PHOTO: Courtesy Norwegian Cruise Line
Whether you’re a new travel agent or a veteran, it pays to learn everything you can about the cruise products you sell or want to sell. And lucky for you, virtually every cruise line offers a variety of training, whether it’s a live course at a tradeshow, a webinar, or an online program that awards you certification as an expert when successfully completed.
Lisa Long, owner of Luxury Vacations LLC, an Independent Agency of Avoya Travel in Marietta, Ga., has more than a decade of travel-selling experience but finds that continuous training is vital.
“It’s a great way to get an in-depth understanding of the product,” Long says. “It gives me the information I need to answer clients’ questions as they come up, it gives me an understanding of what they’re going to experience, and it gives me more information than what they find on the Internet, and so I add value to the customer.”
Joni Gitlin, a travel consultant with Altour in Los Angeles, has sailed on practically every cruise line over the past 25 years, yet she still keeps up on training.
“I do it to keep up-to-date, so that I know all the new things that are coming out and all the new ships,” says Gitlin. “Every time I do a webinar, there’s always something new to learn or reinforce what I already know.”
Even if a new cruise ship is a structurally identical sister, it might have a different décor or new features. “Each new ship has new features or the cruise lines themselves change what is all-inclusive, for example. It might have been different a year ago, so in order to keep up-to-date and give proper information to our clients, we do need to take training.”
Education takes many forms. For big brick-and-mortar agencies, the cruise line representatives might come into the office for a training session. Those who work at home can get training at tradeshows, through webinars (seminars conducted via the Internet) or through online training.
Long learns from regular webinars offered by Avoya, but she has also completed online specialist training by river cruise companies Uniworld and AmaWaterways, as well as by luxury lines Crystal Cruises and Regent Seven Seas.
“The thing I like most is the flexibility,” she says. “I can do the online program on my own time. Most of them also let you stop and start, so you can take a couple of modules now and take a couple more later on. You can take everything at the same time if you want or you can space it out and do it when it’s convenient for you.”
Yet even agents who have achieved certification go back and take the online training again.
“I’ll even retake some of the product certifications because it keeps me up-to-date,” Long says. “There might be changes in the product or new itineraries, so it keeps me fresh and also reinforces things I might not have thought about.”
For example, Long likes selling river cruises, but that segment is changing very fast as new ships enter service and policies change. “I do a lot of river cruises, and river cruising right now is very, very popular,” she says. “There are always new ships and new itineraries coming out or changes in policy and what they include in the fares.
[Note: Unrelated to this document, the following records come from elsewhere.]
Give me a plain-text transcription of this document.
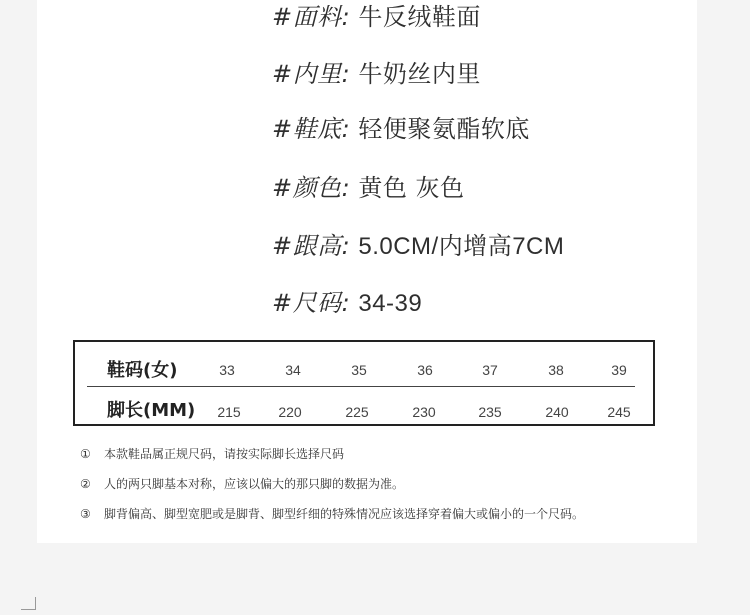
#面料: 牛反绒鞋面
#内里: 牛奶丝内里
#鞋底: 轻便聚氨酯软底
#颜色: 黄色 灰色
#跟高: 5.0CM/内增高7CM
#尺码: 34-39
鞋码(女)	33	34	35	36	37	38	39
脚长(MM)	215	220	225	230	235	240	245
① 本款鞋品属正规尺码，请按实际脚长选择尺码
② 人的两只脚基本对称，应该以偏大的那只脚的数据为准。
③ 脚背偏高、脚型宽肥或是脚背、脚型纤细的特殊情况应该选择穿着偏大或偏小的一个尺码。
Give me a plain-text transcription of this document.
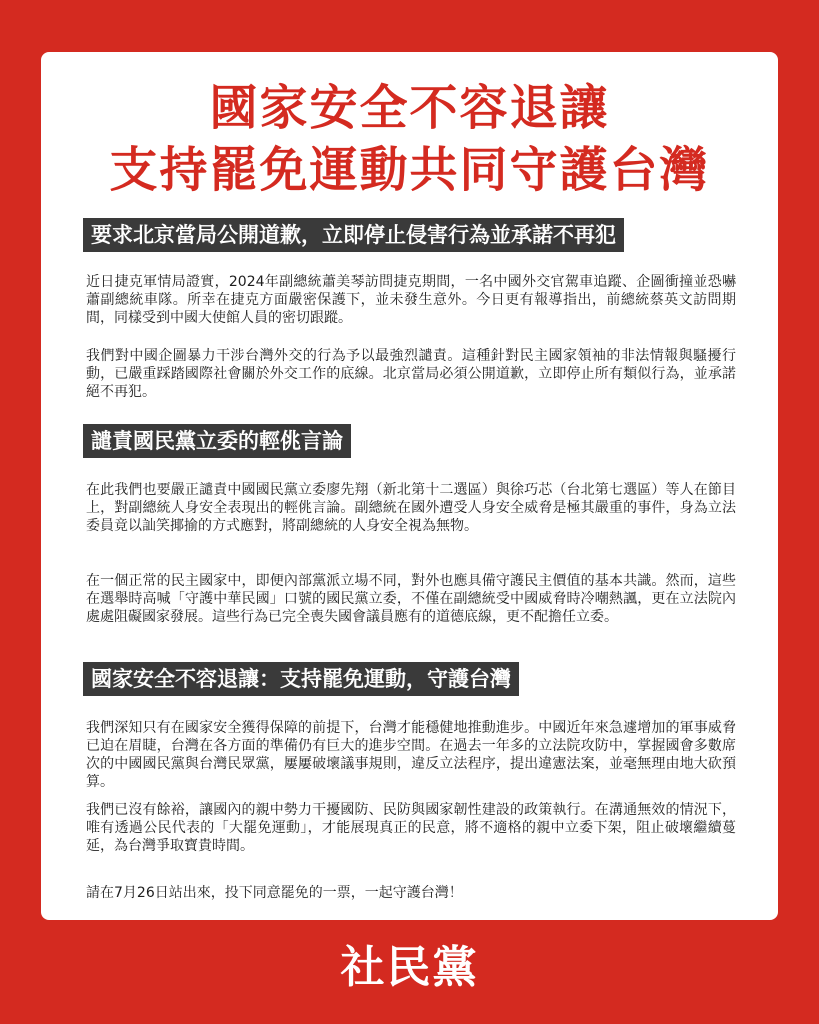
國家安全不容退讓
支持罷免運動共同守護台灣
要求北京當局公開道歉，立即停止侵害行為並承諾不再犯

近日捷克軍情局證實，2024年副總統蕭美琴訪問捷克期間，一名中國外交官駕車追蹤、企圖衝撞並恐嚇蕭副總統車隊。所幸在捷克方面嚴密保護下，並未發生意外。今日更有報導指出，前總統蔡英文訪問期間，同樣受到中國大使館人員的密切跟蹤。

我們對中國企圖暴力干涉台灣外交的行為予以最強烈譴責。這種針對民主國家領袖的非法情報與騷擾行動，已嚴重踩踏國際社會關於外交工作的底線。北京當局必須公開道歉，立即停止所有類似行為，並承諾絕不再犯。

譴責國民黨立委的輕佻言論

在此我們也要嚴正譴責中國國民黨立委廖先翔（新北第十二選區）與徐巧芯（台北第七選區）等人在節目上，對副總統人身安全表現出的輕佻言論。副總統在國外遭受人身安全威脅是極其嚴重的事件，身為立法委員竟以訕笑揶揄的方式應對，將副總統的人身安全視為無物。

在一個正常的民主國家中，即便內部黨派立場不同，對外也應具備守護民主價值的基本共識。然而，這些在選舉時高喊「守護中華民國」口號的國民黨立委，不僅在副總統受中國威脅時冷嘲熱諷，更在立法院內處處阻礙國家發展。這些行為已完全喪失國會議員應有的道德底線，更不配擔任立委。

國家安全不容退讓：支持罷免運動，守護台灣

我們深知只有在國家安全獲得保障的前提下，台灣才能穩健地推動進步。中國近年來急遽增加的軍事威脅已迫在眉睫，台灣在各方面的準備仍有巨大的進步空間。在過去一年多的立法院攻防中，掌握國會多數席次的中國國民黨與台灣民眾黨，屢屢破壞議事規則，違反立法程序，提出違憲法案，並毫無理由地大砍預算。

我們已沒有餘裕，讓國內的親中勢力干擾國防、民防與國家韌性建設的政策執行。在溝通無效的情況下，唯有透過公民代表的「大罷免運動」，才能展現真正的民意，將不適格的親中立委下架，阻止破壞繼續蔓延，為台灣爭取寶貴時間。

請在7月26日站出來，投下同意罷免的一票，一起守護台灣！

社民黨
Things are constantly changing, and so it’s good to keep doing training.”
It also helps her contrast and compare river cruise ships, she said, as well as explain the differences between a mainstream ocean cruise and river products. “There are a lot of differences, from the size and even how they go into port,” she said.
Carrie Bieber, manager at Strictly Vacations in Santa Barbara, Calif., is a very experienced cruise consultant in an upscale brick-and-mortar agency. Yet she recently completed Windstar Cruises’ new online training course, Windstar Academy, because the company is expanding with the acquisition of three small yachts from Seabourn.
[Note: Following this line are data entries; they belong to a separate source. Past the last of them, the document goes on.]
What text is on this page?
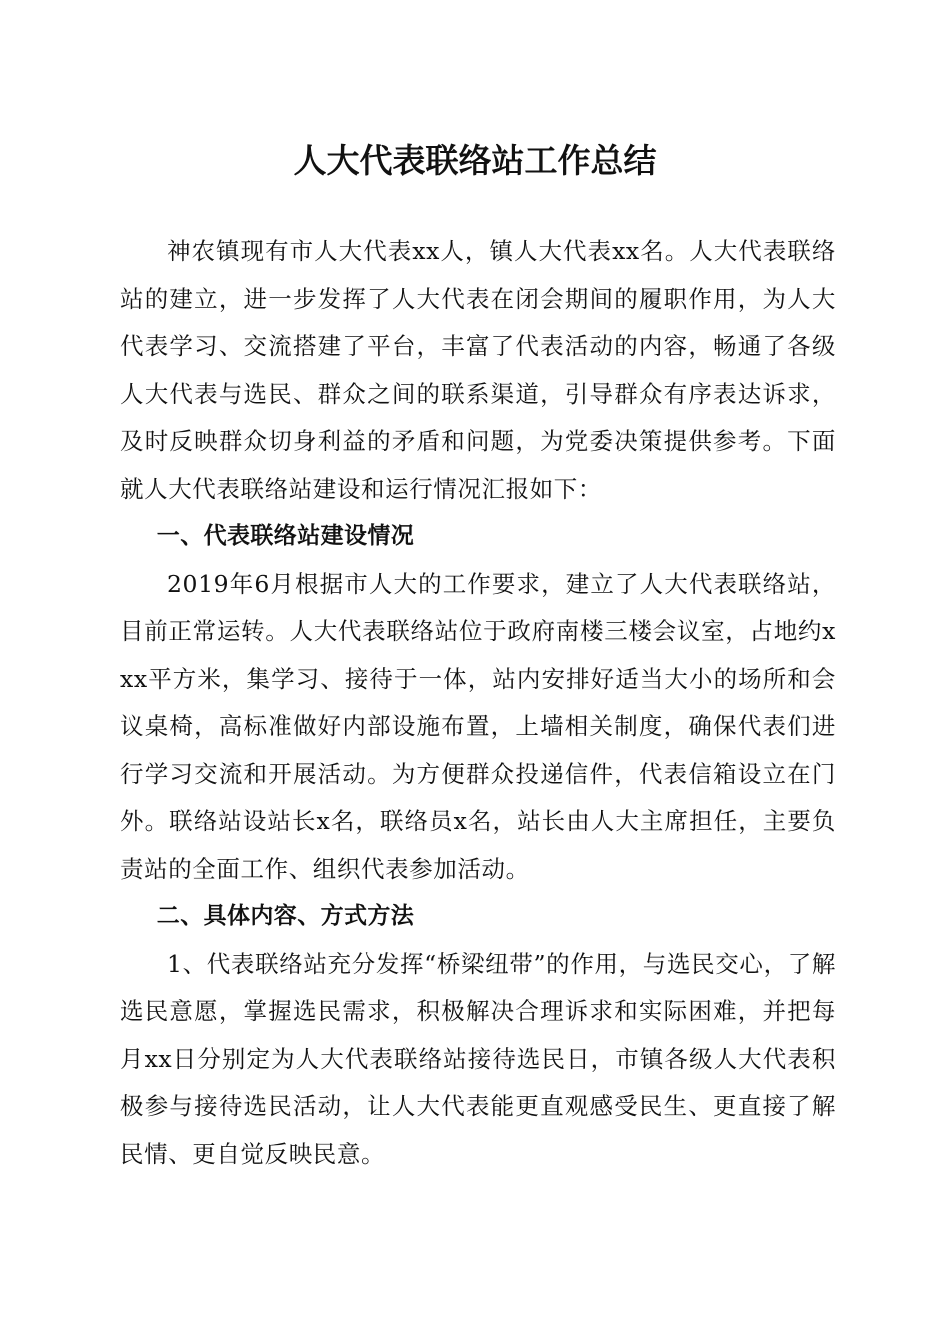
人大代表联络站工作总结

神农镇现有市人大代表xx人，镇人大代表xx名。人大代表联络站的建立，进一步发挥了人大代表在闭会期间的履职作用，为人大代表学习、交流搭建了平台，丰富了代表活动的内容，畅通了各级人大代表与选民、群众之间的联系渠道，引导群众有序表达诉求，及时反映群众切身利益的矛盾和问题，为党委决策提供参考。下面就人大代表联络站建设和运行情况汇报如下：

一、代表联络站建设情况

2019年6月根据市人大的工作要求，建立了人大代表联络站，目前正常运转。人大代表联络站位于政府南楼三楼会议室，占地约xxx平方米，集学习、接待于一体，站内安排好适当大小的场所和会议桌椅，高标准做好内部设施布置，上墙相关制度，确保代表们进行学习交流和开展活动。为方便群众投递信件，代表信箱设立在门外。联络站设站长x名，联络员x名，站长由人大主席担任，主要负责站的全面工作、组织代表参加活动。

二、具体内容、方式方法

1、代表联络站充分发挥“桥梁纽带”的作用，与选民交心，了解选民意愿，掌握选民需求，积极解决合理诉求和实际困难，并把每月xx日分别定为人大代表联络站接待选民日，市镇各级人大代表积极参与接待选民活动，让人大代表能更直观感受民生、更直接了解民情、更自觉反映民意。
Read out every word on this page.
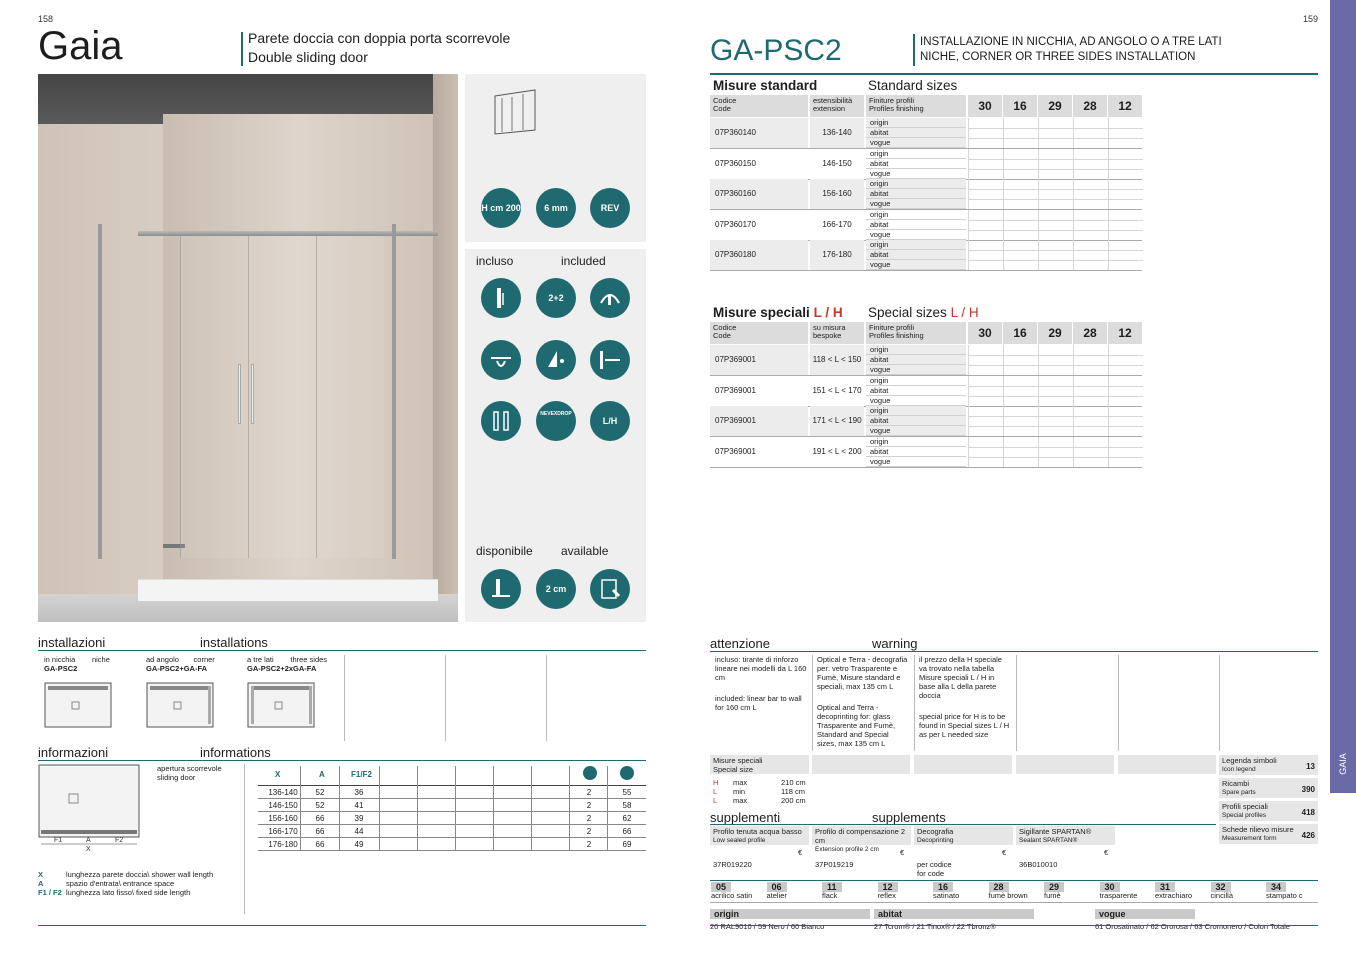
158
Gaia	Parete doccia con doppia porta scorrevole
Double sliding door
H cm 200	6 mm	REV
incluso	included
2+2
NEVEXDROP
L/H
disponibile available
2 cm
installazioni	installations
in nicchia niche
GA-PSC2
ad angolo corner
GA-PSC2+GA-FA
a tre lati three sides
GA-PSC2+2xGA-FA
informazioni	informations
F1	A	F2
X
apertura scorrevole
sliding door	X	A	F1/F2
136-140	52	36	2	55
146-150	52	41	2	58
156-160	66	39	2	62
166-170	66	44	2	66
176-180	66	49	2	69
X	lunghezza parete doccia\ shower wall length
A	spazio d'entrata\ entrance space
F1 / F2 lunghezza lato fisso\ fixed side length
159
GA-PSC2	INSTALLAZIONE IN NICCHIA, AD ANGOLO O A TRE LATI
NICHE, CORNER OR THREE SIDES INSTALLATION
GAIA
Misure standard	Standard sizes
Codice
Code
estensibilità
extension
Finiture profili
Profiles finishing	30	16	29	28	12
07P360140	136-140
origin
abitat
vogue
07P360150	146-150
origin
abitat
vogue
07P360160	156-160
origin
abitat
vogue
07P360170	166-170
origin
abitat
vogue
07P360180	176-180
origin
abitat
vogue
Misure speciali L / H Special sizes L / H
Codice
Code
su misura
bespoke
Finiture profili
Profiles finishing	30	16	29	28	12
07P369001	118 < L < 150
origin
abitat
vogue
07P369001	151 < L < 170
origin
abitat
vogue
07P369001	171 < L < 190
origin
abitat
vogue
07P369001	191 < L < 200
origin
abitat
vogue
attenzione	warning
incluso: tirante di rinforzo lineare nei modelli da L 160 cm
included: linear bar to wall for 160 cm L
Optical e Terra - decografia per: vetro Trasparente e Fumè, Misure standard e speciali, max 135 cm L
Optical and Terra - decoprinting for: glass Trasparente and Fumè, Standard and Special sizes, max 135 cm L
il prezzo della H speciale va trovato nella tabella Misure speciali L / H in base alla L della parete doccia
special price for H is to be found in Special sizes L / H as per L needed size
Misure speciali
Special size
H max	210 cm
L min	118 cm
L max	200 cm
Legenda simboli
Icon legend	13
Ricambi
Spare parts	390
Profili speciali
Special profiles	418
Schede rilievo misure
Measurement form	426
supplementi	supplements
Profilo tenuta acqua basso
Low sealed profile
€
37R019220
Profilo di compensazione 2 cm
Extension profile 2 cm	€
37P019219
Decografia
Decoprinting
€
per codice
for code
Sigillante SPARTAN®
Sealant SPARTAN®
€
36B010010
05
acrilico satin
06
atelier
11
flack
12
reflex
16
satinato
28
fumè brown
29
fumè
30
trasparente
31
extrachiaro
32
cincillà
34
stampato c
origin
20 RAL9010 / 59 Nero / 60 Bianco
abitat
27 Tcrom® / 21 Tinox® / 22 Tbronz®
vogue
61 Orosatinato / 62 Ororosa / 63 Cromonero / Colori Totale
“Normally if the training is by a cruise line that we frequently sell, we don’t learn too much as we keep up with the promotions, new brochures, sales calls from the reps, etc. But because of the new ships coming from Seabourn and the new itineraries, I found this particular survey to be helpful even though I’ve sailed on Windstar twice,” Bieber says.
Many programs are geared to newbies and it would be nice to see more in-depth training for experienced agents familiar with the cruise line. “It’s almost like they need different levels of training,” Beiber says.
But it’s all worth it in the end, agents say.
“Various programs have incentives and usually bonus commissions or something like that,” Bieber says. “Of course, that makes them more worthwhile.”
Certification as an expert is helpful in marketing, too. “For me, it gives me the information, so it helps me answer questions and have a greater understanding of the product,” Long says. “For the customer, if they see the certification, it will give them more confidence in my ability to choose the right product for them.”
And knowledge and professionalism is what it’s all about. “You don’t want to give incorrect information to the clients,” Gitlin says. “They need us because of our knowledge. If we don’t have the knowledge, they don’t need us. We need to stay ahead of what the general public knows.”